Dr Lion Shahab, senior lecturer in ­epidemiology and public health at ­University College London, said: “Many environmental and lifestyle factors have changed. While there has been a rise in this type of tumour, it would be premature to conclude this is due to mobile phones.”

While experts are divided on the risks, Neil, meanwhile, told how his life has been greatly affected. He said: “I can’t even wear a hearing aid because all my inner ear organs had to be removed.

“If I go swimming and close my eyes I go round in circles. I loved music but I’ve been robbed of that too because the stereo element has been taken away.


“My youngest son Harry, 13, is desperate for a mobile but I worry about giving him one. Companies should at least put ­warnings on packaging so people can make informed choices. I just hope the legal action makes a change for the good.”

Last night Nokia said safety “has always been a key consideration”.

A spokesman said: “All products comply with ­international exposure guidelines and limits that are set by public health ­authorities.

“The World Health ­Organisation factsheet states that ‘A large number of studies have been performed over the last two decades to assess whether mobile phones pose a potential health risk. To date, no adverse health effects have been ­established for mobile phone use’.”


More radiation as old phones found a signal

Experts claim old mobile phones carried a greater health risk than modern units as they produced greater radiation to receive signals.

Colin Purnell, an environmental consultant, says early models had to emit more radiofrequency to connect with fewer masts available in the 1990s.

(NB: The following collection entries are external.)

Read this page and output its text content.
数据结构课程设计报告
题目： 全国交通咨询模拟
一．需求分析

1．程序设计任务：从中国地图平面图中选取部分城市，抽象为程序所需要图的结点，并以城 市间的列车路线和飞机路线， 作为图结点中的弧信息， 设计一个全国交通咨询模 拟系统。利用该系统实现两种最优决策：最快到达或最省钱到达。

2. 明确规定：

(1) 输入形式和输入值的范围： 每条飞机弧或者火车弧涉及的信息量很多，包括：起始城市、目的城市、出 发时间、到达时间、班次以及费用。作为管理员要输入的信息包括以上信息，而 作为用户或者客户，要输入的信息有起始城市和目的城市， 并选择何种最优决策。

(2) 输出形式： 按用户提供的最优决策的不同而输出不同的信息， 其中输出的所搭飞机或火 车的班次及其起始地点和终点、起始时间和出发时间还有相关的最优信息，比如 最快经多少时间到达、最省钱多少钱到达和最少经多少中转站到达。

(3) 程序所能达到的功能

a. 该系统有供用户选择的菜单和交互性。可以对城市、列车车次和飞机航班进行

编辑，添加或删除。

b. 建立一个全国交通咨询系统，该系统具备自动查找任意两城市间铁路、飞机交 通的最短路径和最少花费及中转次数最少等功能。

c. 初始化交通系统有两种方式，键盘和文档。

He said: “If you are looking at something in the distance and you can’t see it you might want to use a pair of binoculars to improve the power of your eyes.

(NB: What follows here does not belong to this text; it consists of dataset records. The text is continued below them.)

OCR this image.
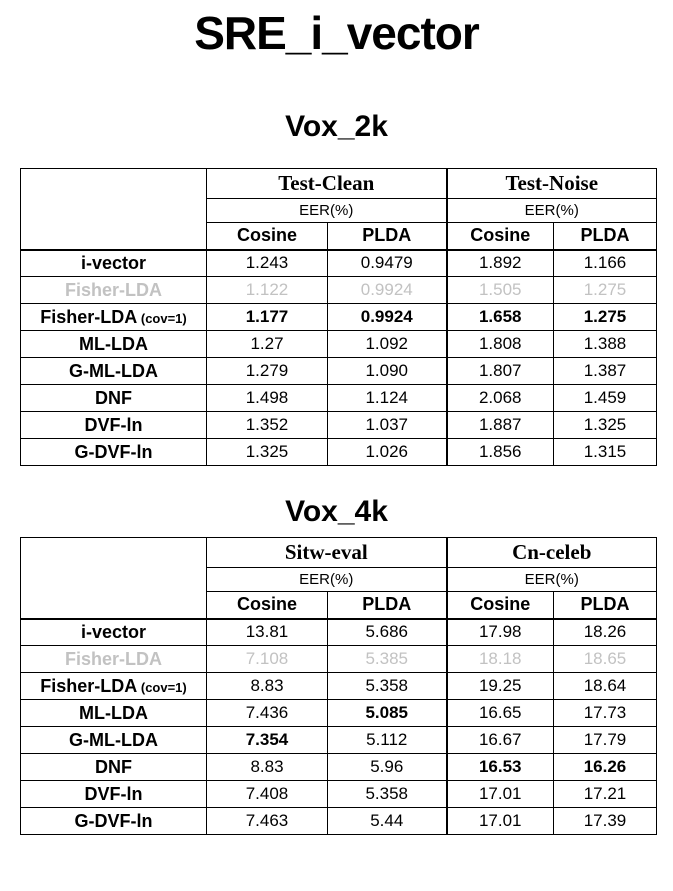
SRE_i_vector
Vox_2k
	Test-Clean		Test-Noise	
	EER(%)		EER(%)	
	Cosine	PLDA	Cosine	PLDA
i-vector	1.243	0.9479	1.892	1.166
Fisher-LDA	1.122	0.9924	1.505	1.275
Fisher-LDA (cov=1)	1.177	0.9924	1.658	1.275
ML-LDA	1.27	1.092	1.808	1.388
G-ML-LDA	1.279	1.090	1.807	1.387
DNF	1.498	1.124	2.068	1.459
DVF-ln	1.352	1.037	1.887	1.325
G-DVF-ln	1.325	1.026	1.856	1.315
Vox_4k
	Sitw-eval		Cn-celeb	
	EER(%)		EER(%)	
	Cosine	PLDA	Cosine	PLDA
i-vector	13.81	5.686	17.98	18.26
Fisher-LDA	7.108	5.385	18.18	18.65
Fisher-LDA (cov=1)	8.83	5.358	19.25	18.64
ML-LDA	7.436	5.085	16.65	17.73
G-ML-LDA	7.354	5.112	16.67	17.79
DNF	8.83	5.96	16.53	16.26
DVF-ln	7.408	5.358	17.01	17.21
G-DVF-ln	7.463	5.44	17.01	17.39
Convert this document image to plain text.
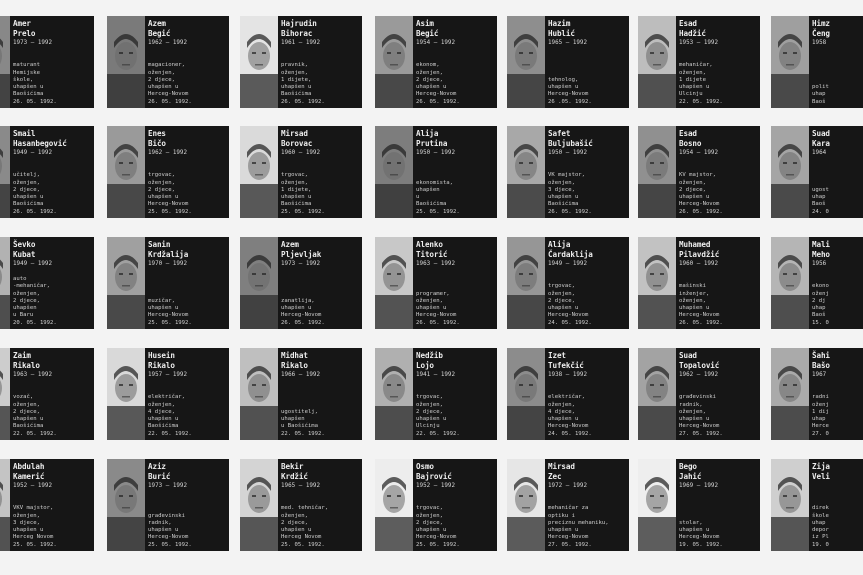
Amer
Prelo
1973 – 1992
maturant
Hemijske
škole,
uhapšen u
Baošićima
26. 05. 1992.
Azem
Begić
1962 – 1992
magacioner,
oženjen,
2 djece,
uhapšen u
Herceg-Novom
26. 05. 1992.
Hajrudin
Bihorac
1961 – 1992
pravnik,
oženjen,
1 dijete,
uhapšen u
Baošićima
26. 05. 1992.
Asim
Begić
1954 – 1992
ekonom,
oženjen,
2 djece,
uhapšen u
Herceg-Novom
26. 05. 1992.
Hazim
Hublić
1965 – 1992
tehnolog,
uhapšen u
Herceg-Novom
26 .05. 1992.
Esad
Hadžić
1953 – 1992
mehaničar,
oženjen,
1 dijete
uhapšen u
Ulcinju
22. 05. 1992.
Himz
Čeng
1958
polit
uhap
Baoš
Smail
Hasanbegović
1949 – 1992
učitelj,
oženjen,
2 djece,
uhapšen u
Baošićima
26. 05. 1992.
Enes
Bičo
1962 – 1992
trgovac,
oženjen,
2 djece,
uhapšen u
Herceg-Novom
25. 05. 1992.
Mirsad
Borovac
1960 – 1992
trgovac,
oženjen,
1 dijete,
uhapšen u
Baošićima
25. 05. 1992.
Alija
Prutina
1950 – 1992
ekonomista,
uhapšen
u
Baošićima
25. 05. 1992.
Safet
Buljubašić
1950 – 1992
VK majstor,
oženjen,
3 djece,
uhapšen u
Baošićima
26. 05. 1992.
Esad
Bosno
1954 – 1992
KV majstor,
oženjen,
2 djece,
uhapšen u
Herceg-Novom
26. 05. 1992.
Suad
Kara
1964
ugost
uhap
Baoš
24. 0
Ševko
Kubat
1949 – 1992
auto
-mehaničar,
oženjen,
2 djece,
uhapšen
u Baru
20. 05. 1992.
Sanin
Krdžalija
1970 – 1992
muzičar,
uhapšen u
Herceg-Novom
25. 05. 1992.
Azem
Pljevljak
1973 – 1992
zanatlija,
uhapšen u
Herceg-Novom
26. 05. 1992.
Alenko
Titorić
1963 – 1992
programer,
oženjen,
uhapšen u
Herceg-Novom
26. 05. 1992.
Alija
Čardaklija
1949 – 1992
trgovac,
oženjen,
2 djece,
uhapšen u
Herceg-Novom
24. 05. 1992.
Muhamed
Pilavdžić
1960 – 1992
mašinski
inženjer,
oženjen,
uhapšen u
Herceg-Novom
26. 05. 1992.
Mali
Meho
1956
ekono
oženj
2 dj
uhap
Baoš
15. 0
Zaim
Rikalo
1963 – 1992
vozač,
oženjen,
2 djece,
uhapšen u
Baošićima
22. 05. 1992.
Husein
Rikalo
1957 – 1992
električar,
oženjen,
4 djece,
uhapšen u
Baošićima
22. 05. 1992.
Midhat
Rikalo
1966 – 1992
ugostitelj,
uhapšen
u Baošićima
22. 05. 1992.
Nedžib
Lojo
1941 – 1992
trgovac,
oženjen,
2 djece,
uhapšen u
Ulcinju
22. 05. 1992.
Izet
Tufekčić
1938 – 1992
električar,
oženjen,
4 djece,
uhapšen u
Herceg-Novom
24. 05. 1992.
Suad
Topalović
1962 – 1992
građevinski
radnik,
oženjen,
uhapšen u
Herceg-Novom
27. 05. 1992.
Šahi
Bašo
1967
radni
oženj
1 dij
uhap
Herce
27. 0
Abdulah
Kamerić
1952 – 1992
VKV majstor,
oženjen,
3 djece,
uhapšen u
Herceg Novom
25. 05. 1992.
Aziz
Burić
1973 – 1992
građevinski
radnik,
uhapšen u
Herceg-Novom
25. 05. 1992.
Bekir
Krdžić
1965 – 1992
med. tehničar,
oženjen,
2 djece,
uhapšen u
Herceg Novom
25. 05. 1992.
Osmo
Bajrović
1952 – 1992
trgovac,
oženjen,
2 djece,
uhapšen u
Herceg-Novom
25. 05. 1992.
Mirsad
Zec
1972 – 1992
mehaničar za
optiku i
preciznu mehaniku,
uhapšen u
Herceg-Novom
27. 05. 1992.
Bego
Jahić
1969 – 1992
stolar,
uhapšen u
Herceg-Novom
19. 05. 1992.
Zija
Veli
direk
škole
uhap
depor
iz Pl
19. 0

“Well, it’s the same with mobile phones. In the old days there weren’t as many masts as now and if you operated your phone in a bad signal area it chucked out more radiation to find the power base. The risk associated with mobile phone use now is probably less then in the ’90s.

“There are more masts and the technology is better to detect signals without a lot of radiation.”

He said the way people use their phones today – using texts or Skype – also reduces the risk because it keeps phones away from the face.


World is glued to UK case

An Italian lawyer whose landmark case ruled a link between tumours and mobile phones said Neil’s battle would be watched by the world.

Stefano Bertone won a state-funded pension for Roberto Romeo, 57, after claiming excessive mobile use caused his acoustic neuroma tumour – the same type as Neil’s.

Roberto who used his phone for work for three to four hours every day for 15 years.


A court in Ivrea, Italy, awarded him £418 a month under a government workplace insurance scheme.

Stefano said: “We watch the UK case with interest. The argument required to prove causation in Roberto’s case against a government agency was less than would be required in a case against the manufacturer. The outcome in Mr Whitfield’s case will be used in other cases across the world.

“In America the class action is tied up in lengthy legal process, so Europe really is leading the field.”